“Shall we go in yet, or knock the balls about for a bit?” said Gus. “This fellow Tom’s a regular swell at billiards. Do you remember thrashing me last time we met, Tom—the summer after I’d left Randlebury?”

Tom could not deny he had beaten Gus on the occasion referred to, and felt it was useless for him to protest—what was the case—that he was only a very indifferent player. He agreed to the idea of a game, however, as he hoped he might at its close be able to make his escape without accompanying his two companions to the music-hall attached to the restaurant, and which he already knew by reputation as one of the lowest entertainments in London. “You two play,” said Gus, “and I’ll mark. You’ll have to give Jack points, Tom, you know, you’re such a dab.”

It was vain for Tom to disclaim the distinction, and the game began.

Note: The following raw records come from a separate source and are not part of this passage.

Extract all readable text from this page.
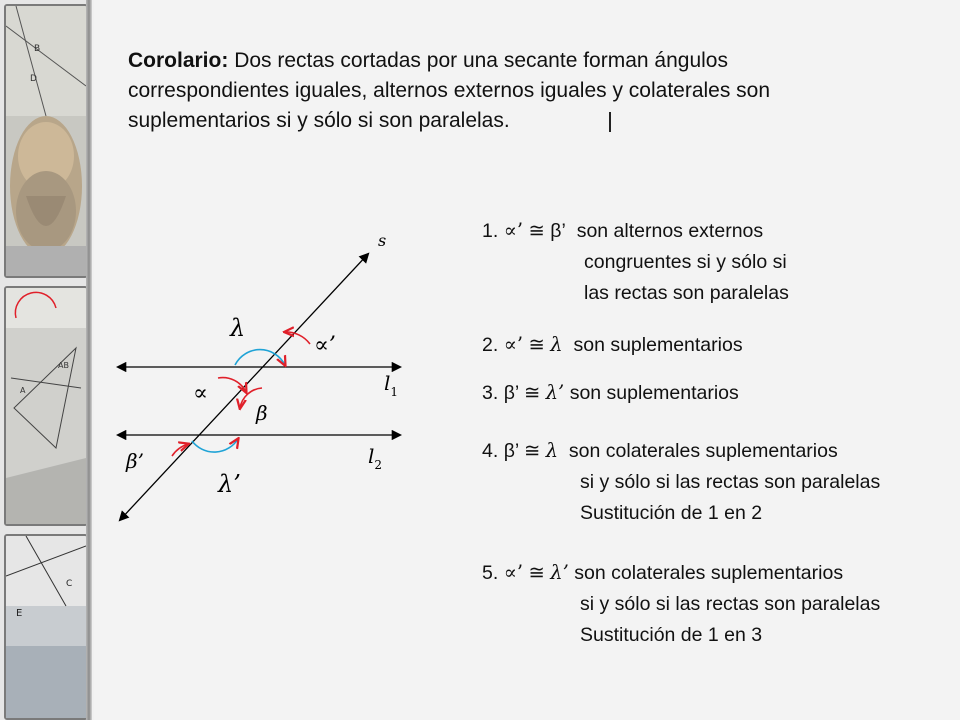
B
D
A
AB
E
C
Corolario: Dos rectas cortadas por una secante forman ángulos correspondientes iguales, alternos externos iguales y colaterales son suplementarios si y sólo si son paralelas.
s
$l_1$
$l_2$
λ
∝’
∝
β
β’
λ’
1. ∝’ ≅ β’ son alternos externos
congruentes si y sólo si
las rectas son paralelas
2. ∝’ ≅ λ son suplementarios
3. β’ ≅ λ’ son suplementarios
4. β’ ≅ λ son colaterales suplementarios
si y sólo si las rectas son paralelas
Sustitución de 1 en 2
5. ∝’ ≅ λ’ son colaterales suplementarios
si y sólo si las rectas son paralelas
Sustitución de 1 en 3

“Hold hard!” said Gus, after the first stroke; “what are you playing for?”

“Weally, I don’t know; thillingth, I thuppothe,” lisped Mr Mortimer.

“All serene! Go on.”

And they went on, and Mr Mortimer made no end of misses, so that, in spite of the points he had received, Tom beat him easily. In the two games which followed the same success attended him, and he won all the stakes.

“Didn’t I tell you he was a swell?” said Gus. “Upon my word, Tom, I don’t know how you do it!”

“It’s just the sort of table I like to play on,” said Tom, elated with his success, and unwilling to own that half his lucky shots had been “flukes.”

“I tell you what,” said Gus; “you owe me my revenge, you know, from last time. I’ll play you to-morrow for half-crowns, if you’ll give me the same points as you did to Jack.”